After five years in production kafka-delta-ingest at Scribd has been shut off and removed from our infrastructure. kafka-delta-ingest was the motivation behind my team creating delta-rs, the most successful open source project I have started to date. With kafka-delta-ingest we achieved our original stated goals and reduced streaming data ingestion costs by 95%. In the time since however, we have further reduced that cost with even more efficient infrastructure.
The original kafka-delta-ingest/delta-rs implementations were created by the joint efforts of the following talented developers across three continents in the middle of 2020, an otherwise totally chill time in world history.
Prior to our creation of delta-rs, the only way to read and write Delta Lake tables was through Apache Spark. While it is an incredibly powerful tool for reading and transforming data, it is completely slow and overweight for the task of high-throughput data ingestion. QP and I found ourselves loving Rust and I was able to corner the funding to get the project started on the promise of lower operational costs.
Boy howdy has the investment in Rust delivered.

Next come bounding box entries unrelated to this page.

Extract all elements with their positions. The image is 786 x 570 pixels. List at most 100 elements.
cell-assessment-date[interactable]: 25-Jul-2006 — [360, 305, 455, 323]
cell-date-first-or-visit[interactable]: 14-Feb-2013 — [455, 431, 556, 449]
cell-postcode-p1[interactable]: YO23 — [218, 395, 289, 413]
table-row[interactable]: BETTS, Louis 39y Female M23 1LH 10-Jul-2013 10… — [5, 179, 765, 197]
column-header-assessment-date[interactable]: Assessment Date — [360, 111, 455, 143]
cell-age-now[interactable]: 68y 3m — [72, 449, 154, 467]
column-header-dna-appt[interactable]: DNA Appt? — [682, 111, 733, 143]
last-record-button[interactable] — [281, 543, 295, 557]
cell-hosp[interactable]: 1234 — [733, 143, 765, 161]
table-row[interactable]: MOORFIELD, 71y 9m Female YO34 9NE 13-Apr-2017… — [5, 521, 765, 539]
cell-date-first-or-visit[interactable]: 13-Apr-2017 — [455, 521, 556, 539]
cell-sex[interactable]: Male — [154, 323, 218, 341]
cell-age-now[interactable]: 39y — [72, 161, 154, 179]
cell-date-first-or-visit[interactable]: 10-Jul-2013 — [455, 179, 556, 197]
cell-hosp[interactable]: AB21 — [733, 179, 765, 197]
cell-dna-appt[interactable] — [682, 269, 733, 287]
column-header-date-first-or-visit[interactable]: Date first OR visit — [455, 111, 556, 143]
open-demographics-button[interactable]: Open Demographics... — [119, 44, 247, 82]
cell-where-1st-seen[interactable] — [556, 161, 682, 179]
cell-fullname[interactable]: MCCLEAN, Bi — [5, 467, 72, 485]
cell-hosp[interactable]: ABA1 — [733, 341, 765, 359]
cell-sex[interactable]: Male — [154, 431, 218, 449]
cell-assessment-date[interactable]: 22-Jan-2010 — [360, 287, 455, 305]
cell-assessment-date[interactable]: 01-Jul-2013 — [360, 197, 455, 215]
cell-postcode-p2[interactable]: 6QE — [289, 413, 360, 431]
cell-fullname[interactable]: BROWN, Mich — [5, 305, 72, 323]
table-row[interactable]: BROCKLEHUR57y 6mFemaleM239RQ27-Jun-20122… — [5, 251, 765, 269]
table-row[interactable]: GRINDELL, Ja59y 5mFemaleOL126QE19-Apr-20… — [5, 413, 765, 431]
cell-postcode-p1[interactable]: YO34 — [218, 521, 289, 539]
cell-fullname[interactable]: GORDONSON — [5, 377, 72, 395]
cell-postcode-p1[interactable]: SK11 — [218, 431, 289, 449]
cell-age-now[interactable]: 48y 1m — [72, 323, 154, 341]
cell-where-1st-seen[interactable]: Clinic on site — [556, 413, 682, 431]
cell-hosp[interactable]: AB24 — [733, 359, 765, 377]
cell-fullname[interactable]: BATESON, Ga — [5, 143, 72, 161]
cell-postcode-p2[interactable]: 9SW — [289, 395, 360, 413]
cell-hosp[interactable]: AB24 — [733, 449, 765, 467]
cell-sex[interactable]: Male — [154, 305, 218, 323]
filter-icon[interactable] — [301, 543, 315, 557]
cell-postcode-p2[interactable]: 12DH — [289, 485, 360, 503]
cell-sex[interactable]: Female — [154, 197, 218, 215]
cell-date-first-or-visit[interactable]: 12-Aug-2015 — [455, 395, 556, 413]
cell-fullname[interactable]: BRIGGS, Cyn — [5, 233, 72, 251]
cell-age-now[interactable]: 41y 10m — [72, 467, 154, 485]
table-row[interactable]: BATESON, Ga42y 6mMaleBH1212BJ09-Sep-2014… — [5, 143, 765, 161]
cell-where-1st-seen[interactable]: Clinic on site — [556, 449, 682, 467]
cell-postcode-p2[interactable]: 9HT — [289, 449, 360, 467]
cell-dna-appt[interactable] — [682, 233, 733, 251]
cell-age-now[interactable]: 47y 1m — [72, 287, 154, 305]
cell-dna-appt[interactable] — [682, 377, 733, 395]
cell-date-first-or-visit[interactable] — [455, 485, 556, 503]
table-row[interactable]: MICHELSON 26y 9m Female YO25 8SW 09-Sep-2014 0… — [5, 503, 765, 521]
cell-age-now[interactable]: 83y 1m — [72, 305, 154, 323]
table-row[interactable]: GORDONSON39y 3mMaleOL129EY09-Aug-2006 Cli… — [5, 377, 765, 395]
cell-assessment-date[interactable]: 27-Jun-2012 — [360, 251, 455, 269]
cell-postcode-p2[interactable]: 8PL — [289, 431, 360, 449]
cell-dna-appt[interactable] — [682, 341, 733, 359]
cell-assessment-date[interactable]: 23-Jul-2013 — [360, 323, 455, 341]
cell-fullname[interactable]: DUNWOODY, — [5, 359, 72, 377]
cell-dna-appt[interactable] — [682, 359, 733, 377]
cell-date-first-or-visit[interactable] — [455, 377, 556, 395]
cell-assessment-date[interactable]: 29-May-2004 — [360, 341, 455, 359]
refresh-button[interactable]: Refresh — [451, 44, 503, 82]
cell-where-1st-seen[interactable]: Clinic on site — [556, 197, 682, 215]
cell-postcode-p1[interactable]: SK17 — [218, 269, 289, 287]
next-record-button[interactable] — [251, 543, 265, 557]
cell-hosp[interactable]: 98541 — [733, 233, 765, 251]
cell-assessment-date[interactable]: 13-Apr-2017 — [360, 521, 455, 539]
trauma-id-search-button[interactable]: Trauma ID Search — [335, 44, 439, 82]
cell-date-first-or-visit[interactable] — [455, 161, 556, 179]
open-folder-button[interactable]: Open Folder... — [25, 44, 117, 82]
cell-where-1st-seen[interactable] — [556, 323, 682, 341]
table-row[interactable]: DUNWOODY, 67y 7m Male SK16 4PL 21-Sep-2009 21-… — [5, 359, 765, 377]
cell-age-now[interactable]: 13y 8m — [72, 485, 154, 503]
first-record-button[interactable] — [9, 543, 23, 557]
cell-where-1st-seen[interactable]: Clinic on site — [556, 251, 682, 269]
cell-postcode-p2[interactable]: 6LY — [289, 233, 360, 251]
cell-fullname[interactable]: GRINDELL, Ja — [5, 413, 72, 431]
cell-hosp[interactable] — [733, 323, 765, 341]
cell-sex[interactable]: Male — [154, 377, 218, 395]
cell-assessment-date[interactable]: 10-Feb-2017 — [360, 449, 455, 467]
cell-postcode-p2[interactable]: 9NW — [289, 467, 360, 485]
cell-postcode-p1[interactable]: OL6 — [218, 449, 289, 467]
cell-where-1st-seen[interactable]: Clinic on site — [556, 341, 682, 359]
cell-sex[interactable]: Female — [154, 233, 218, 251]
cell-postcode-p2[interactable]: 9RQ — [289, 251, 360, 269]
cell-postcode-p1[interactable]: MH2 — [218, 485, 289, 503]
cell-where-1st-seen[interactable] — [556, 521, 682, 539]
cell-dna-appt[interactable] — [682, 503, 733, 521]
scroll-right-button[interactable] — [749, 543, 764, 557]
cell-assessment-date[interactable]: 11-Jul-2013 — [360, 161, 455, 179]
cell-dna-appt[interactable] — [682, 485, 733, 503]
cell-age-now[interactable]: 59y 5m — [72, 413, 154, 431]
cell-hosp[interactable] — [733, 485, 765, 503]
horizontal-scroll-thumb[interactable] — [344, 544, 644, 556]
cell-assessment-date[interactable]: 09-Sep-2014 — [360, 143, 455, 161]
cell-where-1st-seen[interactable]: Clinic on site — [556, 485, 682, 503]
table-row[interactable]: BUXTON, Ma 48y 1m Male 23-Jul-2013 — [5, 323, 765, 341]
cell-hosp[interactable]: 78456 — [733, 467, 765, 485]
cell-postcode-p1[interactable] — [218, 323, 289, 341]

The implementation of kafka-delta-ingest dramatically lowered our operation costs as Christian shares in this video:
Christian also shared some architecture and discussion in this video, which I think are useful for anybody building streaming systems around Delta Lake.
Here’s a demo by Christian too!
The reason kafka-delta-ingest was decommissioned ultimately was that I created an even cheaper ingestion process. My work on the oxbow suite coupled with the medallion architecture has made contemporary Delta Lake ingestion less than 10% of the total data platform cost.
The big argument against kafka-delta-ingest was Apache Kafka. If an organization has Kafka for other reasons, then kafka-delta-ingest can be a useful “sidecar” process to persist data flowing through Kafka. If however the organization is running Kafka just for ingestion, there are cheaper options available. As the organization evolved, the other consumers of Kafka drifted away, driving the value proposition of kafka-delta-ingest lower and lower.
This doesn’t mean kafka-delta-ingest is not useful, it’s just no longer useful at Scribd.
Kyjah Keyes and I are the maintainers of kafka-delta-ingest and we now are both in the position of not actually using it anymore.
I will continue to make delta-rs upgrades to it, since kafka-delta-ingest continues to be a useful test bed for API changes and integration testing, but I don’t have big plans or ideas on how to grow the project further.